Par Zakaria Choukrallah

C’est une idée aussi ancienne que les romans d’Isaac Asimov : et si l’IA finissait par prendre conscience de son “existence” et décidait de nous remplacer ? Cette techno-anxiété s’est largement diffusée dans la fiction, après la Seconde Guerre mondiale et ses traumatismes, notamment la bombe atomique. Depuis, elle ressurgit régulièrement, et le boom de l’IA générative l’a réactivée.
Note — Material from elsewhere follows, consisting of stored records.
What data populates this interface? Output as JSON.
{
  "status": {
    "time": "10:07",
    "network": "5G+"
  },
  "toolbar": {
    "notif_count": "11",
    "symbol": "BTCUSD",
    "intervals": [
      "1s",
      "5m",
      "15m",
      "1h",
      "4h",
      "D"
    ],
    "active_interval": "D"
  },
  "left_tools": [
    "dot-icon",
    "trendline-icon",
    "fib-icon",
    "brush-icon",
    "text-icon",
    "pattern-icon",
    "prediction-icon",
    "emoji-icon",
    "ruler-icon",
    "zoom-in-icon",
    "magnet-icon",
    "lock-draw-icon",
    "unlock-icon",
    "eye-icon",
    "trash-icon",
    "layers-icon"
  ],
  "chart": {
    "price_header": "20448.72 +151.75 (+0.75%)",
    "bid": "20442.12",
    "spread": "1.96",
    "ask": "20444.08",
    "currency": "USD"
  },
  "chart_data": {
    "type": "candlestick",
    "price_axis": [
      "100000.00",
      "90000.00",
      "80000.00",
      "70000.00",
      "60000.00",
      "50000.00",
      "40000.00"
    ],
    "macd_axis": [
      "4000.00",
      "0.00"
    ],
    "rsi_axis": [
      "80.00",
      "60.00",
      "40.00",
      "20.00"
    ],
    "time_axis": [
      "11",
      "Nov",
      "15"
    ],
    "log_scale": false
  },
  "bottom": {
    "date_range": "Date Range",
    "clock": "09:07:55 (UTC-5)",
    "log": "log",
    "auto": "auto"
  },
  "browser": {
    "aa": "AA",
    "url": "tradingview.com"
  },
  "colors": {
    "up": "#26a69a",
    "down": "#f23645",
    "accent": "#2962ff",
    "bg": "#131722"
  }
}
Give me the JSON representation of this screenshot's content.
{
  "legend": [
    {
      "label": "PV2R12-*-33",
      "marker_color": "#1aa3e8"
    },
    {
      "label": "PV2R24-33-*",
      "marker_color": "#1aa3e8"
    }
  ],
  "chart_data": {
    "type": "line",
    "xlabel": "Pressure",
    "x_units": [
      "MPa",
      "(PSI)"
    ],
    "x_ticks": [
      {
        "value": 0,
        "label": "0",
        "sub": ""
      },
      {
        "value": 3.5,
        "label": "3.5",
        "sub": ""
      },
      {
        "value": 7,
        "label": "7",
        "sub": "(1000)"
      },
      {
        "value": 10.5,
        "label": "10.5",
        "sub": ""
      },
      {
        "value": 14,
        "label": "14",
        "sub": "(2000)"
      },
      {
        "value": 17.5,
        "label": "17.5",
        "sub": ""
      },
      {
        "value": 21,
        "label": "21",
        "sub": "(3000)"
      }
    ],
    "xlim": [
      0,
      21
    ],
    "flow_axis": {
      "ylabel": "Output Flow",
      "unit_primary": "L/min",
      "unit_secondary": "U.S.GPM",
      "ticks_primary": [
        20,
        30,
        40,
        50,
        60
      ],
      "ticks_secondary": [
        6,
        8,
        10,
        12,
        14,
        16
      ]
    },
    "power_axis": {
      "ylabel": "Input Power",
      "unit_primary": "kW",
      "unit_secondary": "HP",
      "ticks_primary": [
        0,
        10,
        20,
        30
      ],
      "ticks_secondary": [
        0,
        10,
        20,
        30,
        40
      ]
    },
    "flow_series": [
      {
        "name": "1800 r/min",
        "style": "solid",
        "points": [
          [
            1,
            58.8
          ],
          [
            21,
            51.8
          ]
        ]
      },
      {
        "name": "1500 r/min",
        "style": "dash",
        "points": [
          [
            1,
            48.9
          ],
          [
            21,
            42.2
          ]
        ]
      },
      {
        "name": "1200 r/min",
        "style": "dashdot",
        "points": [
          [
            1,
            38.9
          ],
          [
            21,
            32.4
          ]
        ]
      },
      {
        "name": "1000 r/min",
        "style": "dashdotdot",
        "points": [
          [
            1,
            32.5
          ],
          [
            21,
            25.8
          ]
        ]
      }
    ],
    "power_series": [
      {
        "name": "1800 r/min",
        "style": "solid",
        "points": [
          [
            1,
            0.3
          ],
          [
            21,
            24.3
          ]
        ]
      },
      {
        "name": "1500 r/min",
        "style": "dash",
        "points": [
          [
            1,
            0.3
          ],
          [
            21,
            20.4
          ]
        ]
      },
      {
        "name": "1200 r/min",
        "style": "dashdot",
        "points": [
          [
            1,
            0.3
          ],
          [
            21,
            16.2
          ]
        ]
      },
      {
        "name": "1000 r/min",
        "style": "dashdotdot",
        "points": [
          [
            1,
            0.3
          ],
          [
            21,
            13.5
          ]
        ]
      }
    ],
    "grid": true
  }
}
Elle a refait surface récemment, après la nomination en Albanie de Diella, nouvelle ministre IA, chargée des marchés publics pour mettre fin aux pots-de-vin et au népotisme

“L’IA ne peut ni se doter d’une conscience, ni même apprendre seule une langue, comme la presse a voulu le croire il y a deux ans”

Zakaria Choukrallah

Alors, l’IA pourrait-elle un jour décider de remplacer ces humains destructeurs, égoïstes et si inefficaces ? Bien que séduisante (dans certaines situations, restons polis), cette hypothèse reste très éloignée de la réalité technologique. L’IA peut certes remplacer des emplois, générer de la désinformation ou renforcer la concentration du pouvoir entre quelques acteurs. Mais elle ne peut ni se doter d’une conscience, ni même apprendre seule une langue, comme cela avait fait les choux gras de la presse il y a deux ans. L’IA générative se nourrit de données et agit selon son paramétrage et des prompts. Nous sommes encore très loin d’un HAL 9000 menaçant dans 2001 : l’Odyssée de l’espace. Et pour l’instant, si l’IA devait nous répondre, ce serait sans doute par un simple : “Je suis désolé, j’ai bien peur de ne pas pouvoir faire ça”, pour paraphraser le film de Stanley Kubrick.